To make a site or application accessible, it is therefore necessary to work on several main types of users: the visually impaired, the motor impaired, the mentally handicapped and people who do not have a severe disability but who combine many small difficulties such as lack of concentration and eye fatigue, a category represented in most cases by the elderly. This last category of users is tending to increase. The over-55s represent nearly 22 million people in France in 2019 and according to INSEE population projections, by 2040 about one in four inhabitants will be 65 years old or older.
Accessibility must therefore not be the prerogative of the urban planning world. In the same way that building ramps to allow People with Reduced Mobility to access a floor is imperative, it seems unlikely today not to design, or redesign, your website by integrating consultation aids for people with disabilities.
A reference framework provides a framework for the accessibility project
At the State level, a general accessibility reference framework for administrations (RGAA) was developed in 2009 and is frequently updated. The last version dates from 2017. “The RGAA is mandatory for administrations and companies with a public service delegation. In June, a decree also makes it mandatory for companies with more than 250 million euros in turnover in France must also pass,” explains Jean-Pierre Villain, manager of the specialized consulting firm Access42. Concerned, the SNCF group very early on integrated the accessibility dimension and committed itself, as early as 2016, by signing a digital accessibility pact, to bring itself up to the level of the RGAA. “Our raison d’être is to “give everyone the freedom to move easily, while preserving the planet”. This means doing everything possible to develop an inclusive strategy, which also involves adapting digital platforms,” adds the director of Fab design.

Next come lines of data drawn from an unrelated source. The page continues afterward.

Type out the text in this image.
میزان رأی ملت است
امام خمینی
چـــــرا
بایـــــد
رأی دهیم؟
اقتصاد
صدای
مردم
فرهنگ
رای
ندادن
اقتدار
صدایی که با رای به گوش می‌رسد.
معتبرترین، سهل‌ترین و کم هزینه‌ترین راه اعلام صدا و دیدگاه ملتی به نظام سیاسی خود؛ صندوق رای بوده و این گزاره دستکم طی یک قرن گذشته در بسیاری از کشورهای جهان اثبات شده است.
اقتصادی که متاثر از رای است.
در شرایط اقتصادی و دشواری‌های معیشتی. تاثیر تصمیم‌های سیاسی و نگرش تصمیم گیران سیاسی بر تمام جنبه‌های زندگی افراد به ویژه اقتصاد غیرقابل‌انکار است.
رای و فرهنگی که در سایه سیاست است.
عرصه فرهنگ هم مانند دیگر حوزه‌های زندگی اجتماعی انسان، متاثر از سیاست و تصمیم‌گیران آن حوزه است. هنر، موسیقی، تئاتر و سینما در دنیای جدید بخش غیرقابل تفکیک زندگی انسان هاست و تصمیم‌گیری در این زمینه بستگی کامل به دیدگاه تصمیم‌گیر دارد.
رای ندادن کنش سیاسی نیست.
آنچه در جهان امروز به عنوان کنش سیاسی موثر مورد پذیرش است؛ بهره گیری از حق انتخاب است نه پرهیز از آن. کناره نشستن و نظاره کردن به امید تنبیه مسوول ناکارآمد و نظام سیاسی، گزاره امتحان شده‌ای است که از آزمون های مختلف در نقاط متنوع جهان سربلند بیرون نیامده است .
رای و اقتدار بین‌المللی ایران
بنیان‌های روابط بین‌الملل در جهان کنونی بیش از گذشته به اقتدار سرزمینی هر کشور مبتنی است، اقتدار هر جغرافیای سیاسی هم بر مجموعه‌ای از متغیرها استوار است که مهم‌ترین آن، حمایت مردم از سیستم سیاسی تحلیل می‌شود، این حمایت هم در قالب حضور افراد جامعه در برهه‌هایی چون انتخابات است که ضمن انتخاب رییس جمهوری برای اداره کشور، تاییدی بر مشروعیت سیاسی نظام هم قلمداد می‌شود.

A commitment that can, however, be transformed into a real “gas factory”. Updating your site in terms of accessibility requires you to redesign the development and design of your site and to raise awareness of best practices among potential contributors to the interface. “At SNCF, we have taken the challenge of training the entire project chain (managers, developers, designers and editorial team) to integrate the right reflexes into their daily work. We have also set up an internal pedagogical approach, through a series of conferences that have reached several hundred employees and we have appointed a referent person in the Design team on the subject of digital accessibility. It guides all digital project leaders and makes them aware of the approach,” says Florence Tagger.